BARVAUX

Brûlés, ils voulaient sniffer du gaz

Un mois après Andenne , cinq adolescents ont provoqué une explosion à Barvaux, après avoir reniflé du gaz. Deux sont grièvement blessés.

Le quartier résidentiel sur les hauteurs de Barvaux est d'habitude bien tranquille. Dans la nuit de vendredi à samedi, vers 0h40, il a cependant connu le drame.

On est au 64 de la rue des Alisiers. Les parents et deux de leurs enfants dorment à l'étage. Pendant ce temps-là, dans un sous-sol aménagé en chambre, leur fils a invité quatre de ses amis, trois garçons et une fille. Ils sont âgés de 13 à 17 ans.

Dans ce lieu confiné, les adolescents inhalent du gaz contenu dans des recharges de butane pour briquets. Une vingtaine ont été retrouvées dans la chambre. Des mégots de cigarettes ont également été retrouvés dans un cendrier. L'explosion était inévitable.

Les jeunes ont été brûlés au niveau du visage et du thorax. Deux d'entre eux, une jeune fille de 13 ans et un adolescent de 14 ans, sont plus grièvement touchés. Brûlés au 2e et 3e degré, ils ont été emmenés par l'hélicoptère de Bra-sur-Lienne vers le centre des grands brûlés de Neder-over-Hembeek (Bruxelles). Ils sont actuellement plongés dans un coma artificiel afin d'atténuer leurs souffrances.

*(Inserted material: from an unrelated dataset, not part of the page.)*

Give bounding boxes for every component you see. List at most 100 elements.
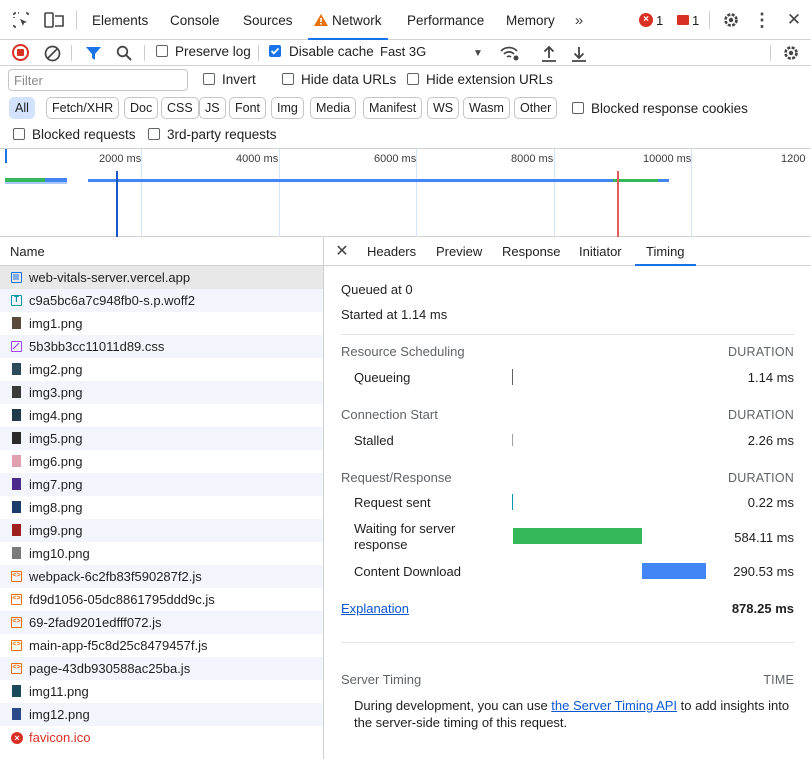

Les trois autres, âgés de 15 à 17ans, ont été transportés par les ambulances de Marche et Érezée au CHU de Liège.

Selon le parquet de Marche, qui a ouvert une enquête, leurs jours ne seraient pas en danger, mais ils pourraient garder des séquelles physiques. Le parquet de Marche précise encore que le jeune de 17 ans, qui recevait ses amis chez lui à Barvaux, pourrait plus tard être présenté au juge de la jeunesse ou fairel'objet de mesures de Protection de la jeunesse.

Une centaine de recharges retrouvées à Barvaux

Ce week-end, les familles étaient évidemment sous le choc. Philippe Bontemps, Le bourgmestre de Durbuy, venu les réconforter, a indiqué: «Une centaine de recharges de gaz pour briquets avaient déjà été découvertes il y a quelques jours par des ouvriers communaux à proximité du bâtiment Belgacom, situé à une centaine de mètres de ce quartier. Ils avaient alerté la police de Durbuy qui était en train de mener une enquête quant à leur origine.

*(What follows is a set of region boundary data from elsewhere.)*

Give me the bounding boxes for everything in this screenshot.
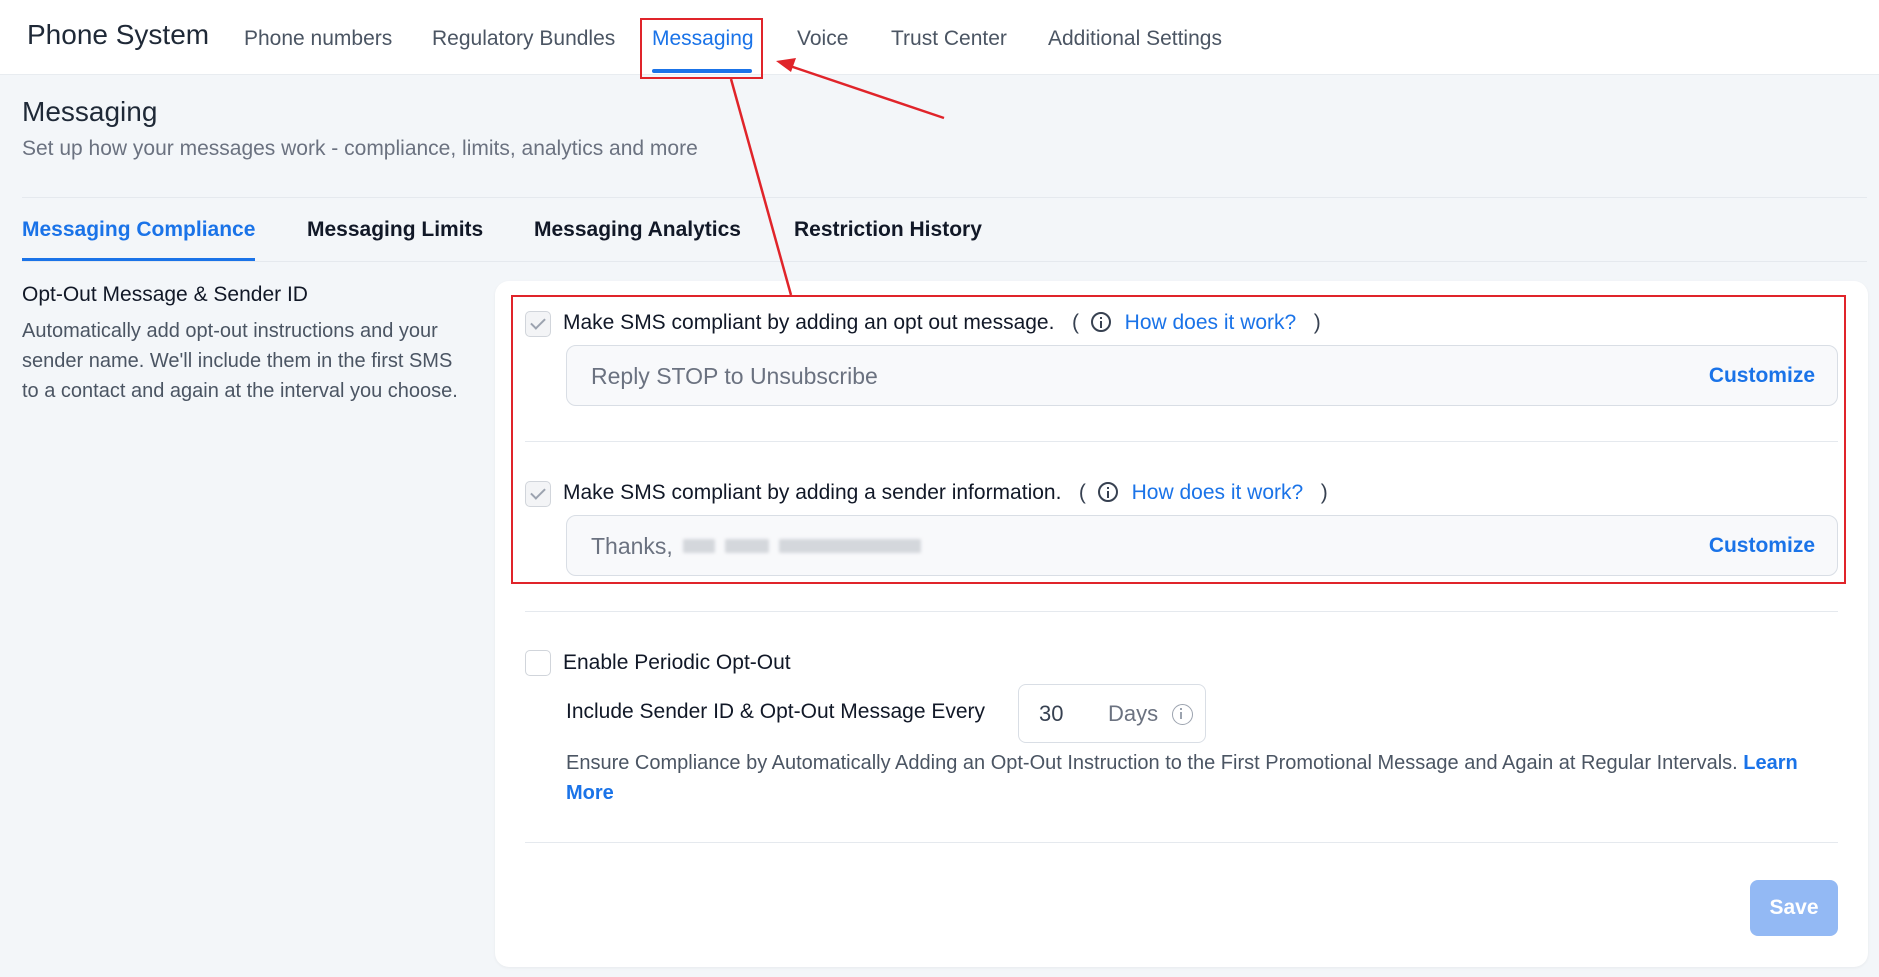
- opt-out-message-field[interactable]: Reply STOP to Unsubscribe Customize: [566, 345, 1838, 406]
- opt-out-message-value: Reply STOP to Unsubscribe: [591, 363, 878, 389]
- periodic-description: Ensure Compliance by Automatically Addin…: [566, 748, 1826, 808]
- card-divider: [525, 441, 1838, 442]
- sender-info-prefix: Thanks,: [591, 533, 673, 559]
- sender-checkbox[interactable]: [525, 481, 551, 507]
- nav-voice[interactable]: Voice: [797, 27, 848, 51]
- sender-help-link[interactable]: How does it work?: [1132, 481, 1304, 504]
- opt-out-checkbox[interactable]: [525, 311, 551, 337]
- info-icon: [1097, 482, 1118, 502]
- info-icon: [1090, 312, 1111, 332]
- redacted-text: [725, 539, 770, 553]
- page-title: Messaging: [22, 96, 158, 127]
- save-button[interactable]: Save: [1750, 880, 1838, 936]
- sender-info-value: Thanks,: [591, 533, 931, 560]
- opt-out-help-link[interactable]: How does it work?: [1125, 311, 1297, 334]
- periodic-interval-unit: Days: [1108, 701, 1159, 726]
- redacted-text: [779, 539, 922, 553]
- sender-info-field[interactable]: Thanks, Customize: [566, 515, 1838, 576]
- sender-label: Make SMS compliant by adding a sender in…: [563, 481, 1062, 504]
- section-title: Opt-Out Message & Sender ID: [22, 283, 308, 306]
- section-description: Automatically add opt-out instructions a…: [22, 320, 458, 402]
- opt-out-customize-button[interactable]: Customize: [1709, 364, 1815, 388]
- tabs-divider: [22, 261, 1867, 262]
- top-navigation: Phone System Phone numbers Regulatory Bu…: [0, 0, 1879, 75]
- tab-restriction-history[interactable]: Restriction History: [794, 218, 982, 242]
- header-divider: [22, 197, 1867, 198]
- redacted-text: [683, 539, 716, 553]
- annotation-connector-line: [729, 78, 793, 296]
- periodic-description-text: Ensure Compliance by Automatically Addin…: [566, 752, 1738, 774]
- tab-messaging-analytics[interactable]: Messaging Analytics: [534, 218, 741, 242]
- periodic-opt-out-checkbox[interactable]: [525, 650, 551, 676]
- tab-messaging-limits[interactable]: Messaging Limits: [307, 218, 483, 242]
- periodic-interval-value: 30: [1039, 701, 1064, 726]
- nav-trust-center[interactable]: Trust Center: [891, 27, 1007, 51]
- nav-messaging[interactable]: Messaging: [652, 27, 754, 51]
- card-divider: [525, 842, 1838, 843]
- sender-row: Make SMS compliant by adding a sender in…: [563, 481, 1328, 504]
- sender-customize-button[interactable]: Customize: [1709, 534, 1815, 558]
- app-title: Phone System: [27, 19, 210, 50]
- periodic-interval-input[interactable]: 30 Days: [1018, 684, 1206, 743]
- info-icon: [1172, 704, 1193, 725]
- tab-messaging-compliance[interactable]: Messaging Compliance: [22, 218, 255, 242]
- page-subtitle: Set up how your messages work - complian…: [22, 137, 698, 160]
- nav-additional-settings[interactable]: Additional Settings: [1048, 27, 1222, 51]
- nav-phone-numbers[interactable]: Phone numbers: [244, 27, 392, 51]
- periodic-opt-out-label: Enable Periodic Opt-Out: [563, 651, 791, 674]
- periodic-interval-label: Include Sender ID & Opt-Out Message Ever…: [566, 700, 986, 723]
- opt-out-label: Make SMS compliant by adding an opt out …: [563, 311, 1055, 334]
- card-divider: [525, 611, 1838, 612]
- nav-regulatory-bundles[interactable]: Regulatory Bundles: [432, 27, 615, 51]
- nav-active-indicator: [652, 69, 752, 73]
- opt-out-row: Make SMS compliant by adding an opt out …: [563, 311, 1321, 334]
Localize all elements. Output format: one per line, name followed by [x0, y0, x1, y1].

Une commerçante toute proche, confirme que ces recharges sont fréquemment en rupture de stock dans son magasin ces derniers temps.

Moins d'un mois après Andenne

Rappelons que le 13mars dernier, quatre jeunes filles, qui avaient allumé une cigarette après avoir inhalé du gaz d'une recharge de briquet, avaient provoqué une explosion à l'hôtel de ville d'Andenne. Le bourgmestre Eerdekens avait pris le lendemain une ordonnance de police interdisant aux commerçants andennais de vendre des recharges de gaz pour briquets aux mineurs. Interdiction prévue pour trois mois. Dans un premier temps, le bourgmestre de Durbuy n'entend pas prendre une telle mesure d'interdiction «Interdire la vente de ces recharges nécessite une réflexion à un niveau supérieur. Si on l'interdit à Durbuy, cela reste très facile de s'en procurer dans les communes voisines. La prévention doit être intensifiée sur toute la Communauté française pour éviter que de tels drames ne se reproduisent», conclut Philippe Bontemps.

Il est indispensable de rappeler aux jeunes que «sniffer» du gaz n'est pas sans danger et entraîne des lésions irréversibles, notamment au niveau du cerveau et du foie. Il détruit très rapidement les poumons. Sans compter les risques d'explosion.J.B.